Saturday, December 14, 2013

What was Andrew Jackson’s war with the second Bank of the United States?

Andrew Jackson's war with the Second Bank of the United States:  Jackson viewed the B.U.S. as an institution that empowered the few against the many, and as a concentration of power that could not help but become corrupt.  Jackson's veto message (to veto the act to recharter the B.U.S.) was a strong statement of democratic philosophy.  Here is part of that message:


It is to be regretted that the rich and powerful too often bend the acts of government to their selfish purposes.  Distinctions in society will always exist under every just government.  Equality of talents, of education, or of weath can not be produced by human institutions.  In the full enjoyment of the gifts of Heaven and the fruits of superior industry, economy, and virtue, every man is equally entitled to protection by law; but when the laws undertake to add to these natural and just advantages artificial distinctions, to grant titles, gratuities, and exclusive privileges, to make the rich richer and the potent more powerful, the humble members of society--the farmers, mechanics, and laborers--who have neither the time nor the means of securing like favors to themselves, have a right to complain of the injustice of their Government.  There are no necessary evils in government.  Its evils exist only in its abuses.  If it would confine itself to equal protection, and, as Heaven does its rains, shower its favors alike on the high and the low, the rich and the poor, it would be an unqualified blessing.  In the act before me there seems to be a wide and unnecessary departure from these just prindiples.  (See Daniel Feller, The Jacksonian Promise (1995), p. 169-174.)

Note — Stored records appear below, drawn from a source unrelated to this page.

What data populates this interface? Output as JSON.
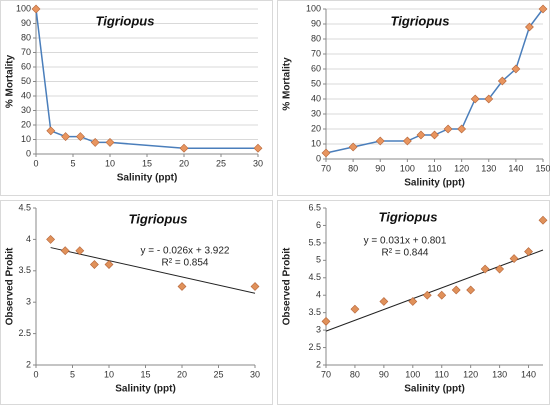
{
  "chart_data": [
    {
      "type": "line",
      "title": "Tigriopus",
      "x_label": "Salinity (ppt)",
      "y_label": "% Mortality",
      "x": [
        0,
        2,
        4,
        6,
        8,
        10,
        20,
        30
      ],
      "values": [
        100,
        16,
        12,
        12,
        8,
        8,
        4,
        4
      ],
      "color": "#4a7ebb",
      "marker_color": "#e8955f",
      "xlim": [
        0,
        30
      ],
      "xticks": [
        0,
        5,
        10,
        15,
        20,
        25,
        30
      ],
      "ylim": [
        0,
        100
      ],
      "yticks": [
        0,
        10,
        20,
        30,
        40,
        50,
        60,
        70,
        80,
        90,
        100
      ],
      "grid": true
    },
    {
      "type": "line",
      "title": "Tigriopus",
      "x_label": "Salinity (ppt)",
      "y_label": "% Mortality",
      "x": [
        70,
        80,
        90,
        100,
        105,
        110,
        115,
        120,
        125,
        130,
        135,
        140,
        145,
        150
      ],
      "values": [
        4,
        8,
        12,
        12,
        16,
        16,
        20,
        20,
        40,
        40,
        52,
        60,
        88,
        100
      ],
      "color": "#4a7ebb",
      "marker_color": "#e8955f",
      "xlim": [
        70,
        150
      ],
      "xticks": [
        70,
        80,
        90,
        100,
        110,
        120,
        130,
        140,
        150
      ],
      "ylim": [
        0,
        100
      ],
      "yticks": [
        0,
        10,
        20,
        30,
        40,
        50,
        60,
        70,
        80,
        90,
        100
      ],
      "grid": true
    },
    {
      "type": "scatter",
      "title": "Tigriopus",
      "x_label": "Salinity (ppt)",
      "y_label": "Observed Probit",
      "x": [
        2,
        4,
        6,
        8,
        10,
        20,
        30
      ],
      "values": [
        4.0,
        3.82,
        3.82,
        3.6,
        3.6,
        3.25,
        3.25
      ],
      "marker_color": "#e0915a",
      "trendline": {
        "slope": -0.026,
        "intercept": 3.922
      },
      "annotations": [
        "y = - 0.026x + 3.922",
        "R² = 0.854"
      ],
      "xlim": [
        0,
        30
      ],
      "xticks": [
        0,
        5,
        10,
        15,
        20,
        25,
        30
      ],
      "ylim": [
        2,
        4.5
      ],
      "yticks": [
        2,
        2.5,
        3,
        3.5,
        4,
        4.5
      ],
      "grid": false
    },
    {
      "type": "scatter",
      "title": "Tigriopus",
      "x_label": "Salinity (ppt)",
      "y_label": "Observed Probit",
      "x": [
        70,
        80,
        90,
        100,
        105,
        110,
        115,
        120,
        125,
        130,
        135,
        140,
        145
      ],
      "values": [
        3.25,
        3.6,
        3.82,
        3.82,
        4.0,
        4.0,
        4.15,
        4.15,
        4.75,
        4.75,
        5.05,
        5.25,
        6.15
      ],
      "marker_color": "#e0915a",
      "trendline": {
        "slope": 0.031,
        "intercept": 0.801
      },
      "annotations": [
        "y = 0.031x + 0.801",
        "R² = 0.844"
      ],
      "xlim": [
        70,
        145
      ],
      "xticks": [
        70,
        80,
        90,
        100,
        110,
        120,
        130,
        140
      ],
      "ylim": [
        2,
        6.5
      ],
      "yticks": [
        2,
        2.5,
        3,
        3.5,
        4,
        4.5,
        5,
        5.5,
        6,
        6.5
      ],
      "grid": false
    }
  ]
}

Jackson believed that government policies (the B.U.S. was chartered by the U.S. Government) should not harm the chances of the common man in order to benefit the privileged men.

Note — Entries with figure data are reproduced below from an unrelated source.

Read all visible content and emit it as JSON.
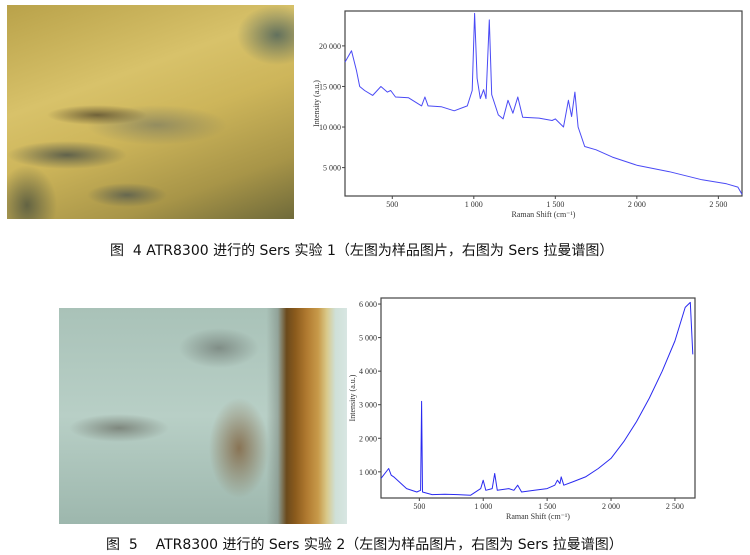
{
  "figures": [
    {
      "caption": "图  4 ATR8300 进行的 Sers 实验 1（左图为样品图片，右图为 Sers 拉曼谱图）",
      "image": "sample micrograph, yellow with dark streaks"
    },
    {
      "caption": "图  5    ATR8300 进行的 Sers 实验 2（左图为样品图片，右图为 Sers 拉曼谱图）",
      "image": "sample micrograph, pale blue-green with brown edge"
    }
  ],
  "chart_data": [
    {
      "type": "line",
      "xlabel": "Raman Shift (cm⁻¹)",
      "ylabel": "Intensity (a.u.)",
      "xlim": [
        210,
        2645
      ],
      "ylim": [
        1500,
        24300
      ],
      "xticks": [
        500,
        1000,
        1500,
        2000,
        2500
      ],
      "xtick_labels": [
        "500",
        "1 000",
        "1 500",
        "2 000",
        "2 500"
      ],
      "yticks": [
        5000,
        10000,
        15000,
        20000
      ],
      "ytick_labels": [
        "5 000",
        "10 000",
        "15 000",
        "20 000"
      ],
      "grid": false,
      "color": "#4a4af5",
      "points": [
        [
          210,
          18000
        ],
        [
          250,
          19400
        ],
        [
          280,
          17000
        ],
        [
          300,
          15000
        ],
        [
          330,
          14500
        ],
        [
          380,
          13900
        ],
        [
          430,
          15000
        ],
        [
          470,
          14300
        ],
        [
          490,
          14500
        ],
        [
          520,
          13700
        ],
        [
          600,
          13600
        ],
        [
          680,
          12600
        ],
        [
          700,
          13700
        ],
        [
          720,
          12600
        ],
        [
          800,
          12500
        ],
        [
          880,
          12000
        ],
        [
          960,
          12600
        ],
        [
          990,
          14500
        ],
        [
          1005,
          24000
        ],
        [
          1020,
          16000
        ],
        [
          1040,
          13500
        ],
        [
          1060,
          14600
        ],
        [
          1075,
          13500
        ],
        [
          1095,
          23200
        ],
        [
          1110,
          14000
        ],
        [
          1150,
          11500
        ],
        [
          1180,
          11000
        ],
        [
          1210,
          13300
        ],
        [
          1240,
          11700
        ],
        [
          1270,
          13700
        ],
        [
          1300,
          11200
        ],
        [
          1400,
          11100
        ],
        [
          1480,
          10800
        ],
        [
          1500,
          11000
        ],
        [
          1550,
          10000
        ],
        [
          1580,
          13300
        ],
        [
          1600,
          11300
        ],
        [
          1620,
          14300
        ],
        [
          1640,
          10000
        ],
        [
          1680,
          7600
        ],
        [
          1750,
          7200
        ],
        [
          1850,
          6300
        ],
        [
          2000,
          5300
        ],
        [
          2200,
          4500
        ],
        [
          2400,
          3500
        ],
        [
          2550,
          3000
        ],
        [
          2620,
          2600
        ],
        [
          2645,
          1700
        ]
      ]
    },
    {
      "type": "line",
      "xlabel": "Raman Shift (cm⁻¹)",
      "ylabel": "Intensity (a.u.)",
      "xlim": [
        200,
        2657
      ],
      "ylim": [
        220,
        6180
      ],
      "xticks": [
        500,
        1000,
        1500,
        2000,
        2500
      ],
      "xtick_labels": [
        "500",
        "1 000",
        "1 500",
        "2 000",
        "2 500"
      ],
      "yticks": [
        1000,
        2000,
        3000,
        4000,
        5000,
        6000
      ],
      "ytick_labels": [
        "1 000",
        "2 000",
        "3 000",
        "4 000",
        "5 000",
        "6 000"
      ],
      "grid": false,
      "color": "#2a2af0",
      "points": [
        [
          200,
          800
        ],
        [
          260,
          1100
        ],
        [
          280,
          900
        ],
        [
          300,
          850
        ],
        [
          400,
          500
        ],
        [
          480,
          400
        ],
        [
          510,
          450
        ],
        [
          518,
          3100
        ],
        [
          525,
          400
        ],
        [
          600,
          320
        ],
        [
          700,
          330
        ],
        [
          800,
          320
        ],
        [
          900,
          300
        ],
        [
          980,
          500
        ],
        [
          1000,
          750
        ],
        [
          1020,
          450
        ],
        [
          1070,
          500
        ],
        [
          1090,
          950
        ],
        [
          1110,
          450
        ],
        [
          1200,
          500
        ],
        [
          1240,
          450
        ],
        [
          1270,
          600
        ],
        [
          1300,
          400
        ],
        [
          1400,
          450
        ],
        [
          1500,
          500
        ],
        [
          1560,
          600
        ],
        [
          1580,
          750
        ],
        [
          1600,
          650
        ],
        [
          1610,
          850
        ],
        [
          1630,
          600
        ],
        [
          1700,
          700
        ],
        [
          1800,
          850
        ],
        [
          1900,
          1100
        ],
        [
          2000,
          1400
        ],
        [
          2100,
          1900
        ],
        [
          2200,
          2500
        ],
        [
          2300,
          3200
        ],
        [
          2400,
          4000
        ],
        [
          2500,
          4900
        ],
        [
          2580,
          5900
        ],
        [
          2620,
          6050
        ],
        [
          2640,
          4500
        ]
      ]
    }
  ]
}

At that time, the U.S. was being developed really fast.  A lot of people in the Democratic Party (of which Jackson was a member) wanted access to capital so as to finance new plantations and factories and other enterprises; but, through the B.U.S., most access to most capital was controlled by men who were already rich.  By destroying the B.U.S. and placing its deposits of money in the state banks, Jackson was making capital available to a lot more people (from Charles M. Wiltse, The New Nation, 1800-1845 [1961], p. 142-146).